Vivonne avait passé une nuit bien trop paisible à son goût mais  au moins son épouse se comportait-elle de façon calme et ils avaient pu partager une chambre sans qu’il n’y ait de dispute préalable, ce qui était toujours préférable pour les enfants. Puis il pensait passer une matinée tranquille, avec sa toilette et son courrier avant d’aller a la Cour, quand il entendit quelque chose tomber et plus un seul bruit. L’Hôtel était par trop silencieux. Il alla donc vérifier mais ses enfants étaient avec leur précepteur. Il n’y avait donc qu’une autre possibilité, Antoinette étant, pensait-il, déjà sortie.  Il se dirigea donc vers le lieu d’ou venait certainement le bruit, probablement causé par Marie-Madeleine, qui logeait en famille pour une fois, n’ayant pu retourner à son Abbaye après la soirée chez l’Ambassadeur Hollandais. Effectivement, ouvrant une porte, Vivonne découvrit Marie-Madeleine, un psautier gisant a ses pieds. S’approchant, Vivonne vint à elle et lui embrassa doucement le front.

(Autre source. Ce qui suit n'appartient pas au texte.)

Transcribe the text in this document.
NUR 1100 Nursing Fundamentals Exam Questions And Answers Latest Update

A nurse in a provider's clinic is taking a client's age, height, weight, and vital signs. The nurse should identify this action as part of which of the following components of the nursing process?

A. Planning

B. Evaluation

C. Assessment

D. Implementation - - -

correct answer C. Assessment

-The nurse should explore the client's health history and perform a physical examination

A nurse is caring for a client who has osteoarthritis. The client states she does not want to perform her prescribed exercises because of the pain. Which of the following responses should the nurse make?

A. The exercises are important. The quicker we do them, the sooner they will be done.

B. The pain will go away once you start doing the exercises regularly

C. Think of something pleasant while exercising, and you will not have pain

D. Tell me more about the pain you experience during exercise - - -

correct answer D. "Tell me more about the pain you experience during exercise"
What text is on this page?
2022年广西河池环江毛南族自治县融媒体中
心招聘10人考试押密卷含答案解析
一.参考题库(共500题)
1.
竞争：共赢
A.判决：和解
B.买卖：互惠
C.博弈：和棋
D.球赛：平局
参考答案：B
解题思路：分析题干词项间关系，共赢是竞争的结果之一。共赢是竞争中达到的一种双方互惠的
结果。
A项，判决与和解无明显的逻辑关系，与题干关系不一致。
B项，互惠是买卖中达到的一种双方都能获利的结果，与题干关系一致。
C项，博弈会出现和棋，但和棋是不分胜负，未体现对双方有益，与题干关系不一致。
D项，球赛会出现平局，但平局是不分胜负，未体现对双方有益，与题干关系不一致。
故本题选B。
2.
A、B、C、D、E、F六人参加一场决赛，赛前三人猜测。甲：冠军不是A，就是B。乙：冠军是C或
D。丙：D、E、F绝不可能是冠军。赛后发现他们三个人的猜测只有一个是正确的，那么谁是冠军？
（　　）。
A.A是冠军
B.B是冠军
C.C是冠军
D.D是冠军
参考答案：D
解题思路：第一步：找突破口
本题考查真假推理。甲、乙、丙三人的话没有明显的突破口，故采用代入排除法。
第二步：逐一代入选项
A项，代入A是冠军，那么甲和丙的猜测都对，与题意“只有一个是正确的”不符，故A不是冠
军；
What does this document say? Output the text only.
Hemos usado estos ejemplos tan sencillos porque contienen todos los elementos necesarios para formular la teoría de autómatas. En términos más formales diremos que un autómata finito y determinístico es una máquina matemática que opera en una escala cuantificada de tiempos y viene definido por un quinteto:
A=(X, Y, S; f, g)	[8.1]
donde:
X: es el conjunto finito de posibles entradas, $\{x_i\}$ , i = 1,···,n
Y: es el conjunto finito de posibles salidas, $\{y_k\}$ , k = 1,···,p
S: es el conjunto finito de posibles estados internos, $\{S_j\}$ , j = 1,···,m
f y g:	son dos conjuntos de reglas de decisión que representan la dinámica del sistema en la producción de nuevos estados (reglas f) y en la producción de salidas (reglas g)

« Ma sœur a un petit moment de faiblesse? »

Demanda-t-il avec tendresse. Il s’agenouilla doucement pour ramasser le psautier et le tendis à Marie-Madeleine pour qu’elle le reprenne. Puis il sourit.

« Je suis ravis de voir que vous portez mon cadeau. »

Il flatta doucement un des pieds de sa petite sœur afin de souligner qu’il parlait de la paire de chaussures, puis se releva et prit sa sœur par les mains afin qu’elle se lève.  Doucement il alla sur le sofa et l’amena a lui, la prenant sur ses genoux comme si elle était une de ses enfants.  

« Alors Marie-Madeleine, vous semblez épuisée. Pourquoi donc laissez vous tomber votre psautier ? »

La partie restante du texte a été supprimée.